If we pretend we get +350V raw B+, and OD3 is 150V(?), then we have 350V-300V= 40V across the 20K resistor, which is 40V/20K= 2mA, which is lower than the suggested current in OD3 tubes (5mA-35mA, IIRC). 50V 0.5W Zeners work OK to lower current than gas tubes.

If it lights (you need more than 150V to start the gas discharge), at 2mA it will not be quite 150V and will not be stable.

Gas tubes are far noisier than Zeners. The 0.1uFd helps, but that is an absolute maximum (any more and it oscillates). You have a 10K to the 6SA7 grids, toss a 0.1uFd cap from grid to ground to swamp audio noise.

Your load is only a couple 6BL7 and some 6SN7? Not a lot of current. What is the grid-cathode voltage for 6AS7 at such low current? It may be high, which means your output is trying to go much higher than 300V. However your raw supply voltage is not much higher than 300V, at about 350V (300V-400V). You could end up in a range where the grid has less control than the plate. In that case, the 6AS7 is just a very expensive resistor.

What _I_ would think: starting with +300V output, I would pencil 100V across the pass-tube and 50V across the rectifier, +450V raw supply. I'd check my expected power-utility variation: maybe I need 10% more raw B+, maybe the pass-tube will work to much less than 100V drop and I can let it handle brown-outs. Then +450V raw B+ suggests a 315VAC winding (320V-0-320V if you use the twin-rectifier). Given the small size of that 10uFd input cap, I would check where the bottom of the ripple lay, and maybe add another 5%-10%, 330VAC or 345VAC.

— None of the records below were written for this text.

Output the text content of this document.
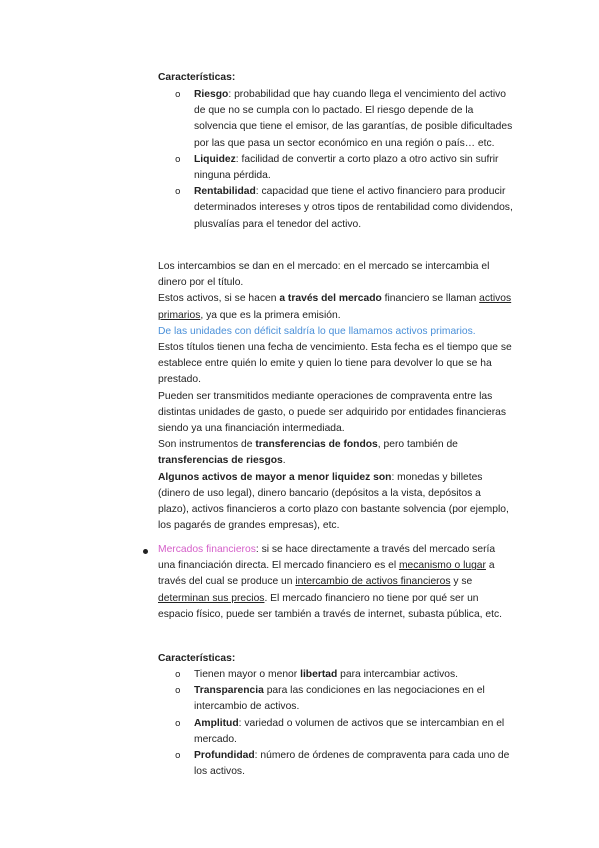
Características:
o Riesgo: probabilidad que hay cuando llega el vencimiento del activo de que no se cumpla con lo pactado. El riesgo depende de la solvencia que tiene el emisor, de las garantías, de posible dificultades por las que pasa un sector económico en una región o país… etc.
o Liquidez: facilidad de convertir a corto plazo a otro activo sin sufrir ninguna pérdida.
o Rentabilidad: capacidad que tiene el activo financiero para producir determinados intereses y otros tipos de rentabilidad como dividendos, plusvalías para el tenedor del activo.

Los intercambios se dan en el mercado: en el mercado se intercambia el dinero por el título.

Estos activos, si se hacen a través del mercado financiero se llaman activos primarios, ya que es la primera emisión.

De las unidades con déficit saldría lo que llamamos activos primarios.

Estos títulos tienen una fecha de vencimiento. Esta fecha es el tiempo que se establece entre quién lo emite y quien lo tiene para devolver lo que se ha prestado.

Pueden ser transmitidos mediante operaciones de compraventa entre las distintas unidades de gasto, o puede ser adquirido por entidades financieras siendo ya una financiación intermediada.

Son instrumentos de transferencias de fondos, pero también de transferencias de riesgos.

Algunos activos de mayor a menor liquidez son: monedas y billetes (dinero de uso legal), dinero bancario (depósitos a la vista, depósitos a plazo), activos financieros a corto plazo con bastante solvencia (por ejemplo, los pagarés de grandes empresas), etc.

Mercados financieros: si se hace directamente a través del mercado sería una financiación directa. El mercado financiero es el mecanismo o lugar a través del cual se produce un intercambio de activos financieros y se determinan sus precios. El mercado financiero no tiene por qué ser un espacio físico, puede ser también a través de internet, subasta pública, etc.
Características:
o Tienen mayor o menor libertad para intercambiar activos.
o Transparencia para las condiciones en las negociaciones en el intercambio de activos.
o Amplitud: variedad o volumen de activos que se intercambian en el mercado.
o Profundidad: número de órdenes de compraventa para cada uno de los activos.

OTOH, if it "sounds great!" and has satisfied for months, maybe you are OK on gross voltage. I'd still run the OD3 current up to 5mA-10mA, and add a noise-filter to the 6AS7 grids.
 
PRR said:
Gas tubes are far noisier than Zeners. The 0.1uFd helps, but that is an absolute maximum (any more and it oscillates). You have a 10K to the 6SA7 grids, toss a 0.1uFd cap from grid to ground to swamp audio noise.

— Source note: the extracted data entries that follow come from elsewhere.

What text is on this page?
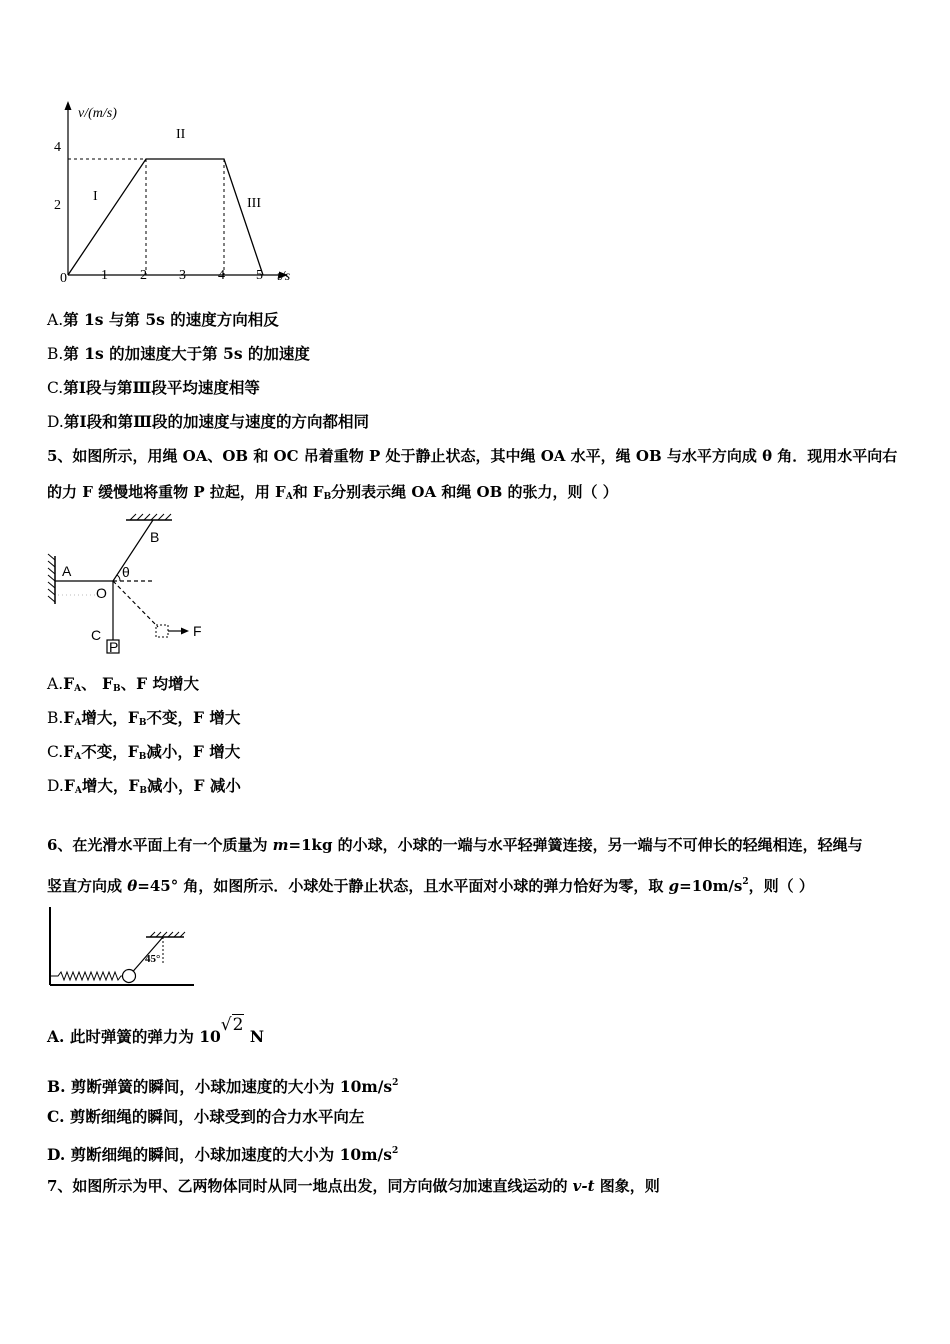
v/(m/s)
t/s
4
2
0 1 2 3 4 5
I
II
III
A.第 1s 与第 5s 的速度方向相反
B.第 1s 的加速度大于第 5s 的加速度
C.第Ⅰ段与第Ⅲ段平均速度相等
D.第Ⅰ段和第Ⅲ段的加速度与速度的方向都相同
5、如图所示，用绳 OA、OB 和 OC 吊着重物 P 处于静止状态，其中绳 OA 水平，绳 OB 与水平方向成 θ 角．现用水平向右
的力 F 缓慢地将重物 P 拉起，用 $F_A$和 $F_B$分别表示绳 OA 和绳 OB 的张力，则（ ）
A
B
O
θ
C
P
F
$A.F_A$、 $F_B$、F 均增大
$B.F_A$增大，$F_B$不变，F 增大
$C.F_A$不变，$F_B$减小，F 增大
$D.F_A$增大，$F_B$减小，F 减小
6、在光滑水平面上有一个质量为 m=1kg 的小球，小球的一端与水平轻弹簧连接，另一端与不可伸长的轻绳相连，轻绳与
竖直方向成 θ=45° 角，如图所示．小球处于静止状态，且水平面对小球的弹力恰好为零，取 $g=10m/s^2$，则（ ）
45°
A. 此时弹簧的弹力为 10√2 N
B. 剪断弹簧的瞬间，小球加速度的大小为 $10m/s^2$
C. 剪断细绳的瞬间，小球受到的合力水平向左
D. 剪断细绳的瞬间，小球加速度的大小为 $10m/s^2$
7、如图所示为甲、乙两物体同时从同一地点出发，同方向做匀加速直线运动的 v-t 图象，则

That's not what I'm finding.....Unless I've a batch of good OA2s/OB2's....100V+ zeners in comparison are bxxy dreadful.

richj
 
PRR:
Thank you very much for the reply - this is my first build, so I'm quite new at this, but if I understand correctly:

The problem would be getting enough B+ to light the 0D3s. So if it doesn't light up, some of my options could be:

- bigger input cap to bump up the voltage
- rectifier with lower voltage drop, say a GZ34 instead of the 5Y3 I have now?
- perhaps replacing the 20K resistor with something lower? 10K?

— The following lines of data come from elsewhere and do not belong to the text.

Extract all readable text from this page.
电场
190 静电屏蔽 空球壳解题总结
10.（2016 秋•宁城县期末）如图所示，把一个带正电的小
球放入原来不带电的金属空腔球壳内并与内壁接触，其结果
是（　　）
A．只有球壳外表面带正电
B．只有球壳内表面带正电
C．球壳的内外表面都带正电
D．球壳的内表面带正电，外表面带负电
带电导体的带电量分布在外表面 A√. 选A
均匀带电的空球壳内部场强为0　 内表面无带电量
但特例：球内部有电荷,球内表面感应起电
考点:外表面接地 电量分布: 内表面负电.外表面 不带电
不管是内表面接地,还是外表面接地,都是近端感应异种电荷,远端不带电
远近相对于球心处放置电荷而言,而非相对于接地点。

Also, you mention that gas tubes are noisy. Will it be audible hiss or 100Hz hum or something else? Will I be better off with the Zeners noise-wise?
 
Take this with a grain of salt because I've haven't used them but I'm sure I ran across an extensive application note by one of the old manufacturers which discouraged parallelling 6AS7s due to poor device matching, even in the same envelope.
Well what do you know, found it in my stash. Full pdf too big to post here. RCA Ham Tips, October-December 1947. The very first of nine rules: "The two units should always be used in push-pull, never parallel."
 
Gas tubes are far noisier than Zeners.

It depends how you compare, high voltage Zeners without any parallell caps for filtering are usually much noiser than gas tubes without filtering. In addition the dynamic resistance of high voltage zeners and the temperature drift is much worse.

It can be argued that noise from Zeners is easy to filter out by using large value parallell caps but there can still be a problem with very low frequency 1/f dependant noise in circuits like RIAA amplifiers. Gas tubes has less 1/f noise but are OTOH more difficult to filter as they can't take large caps without oscillating.

Maybe it is also worth knowing that large value zeners are not strictly zener diodes, i.e they don't rely on the Zener effect for their function, all "zener" diodes over 5.6 V are avalanche type diodes that have less sharp knees than real zener diodes, higher dynamic resistance and higher temperature coefficient.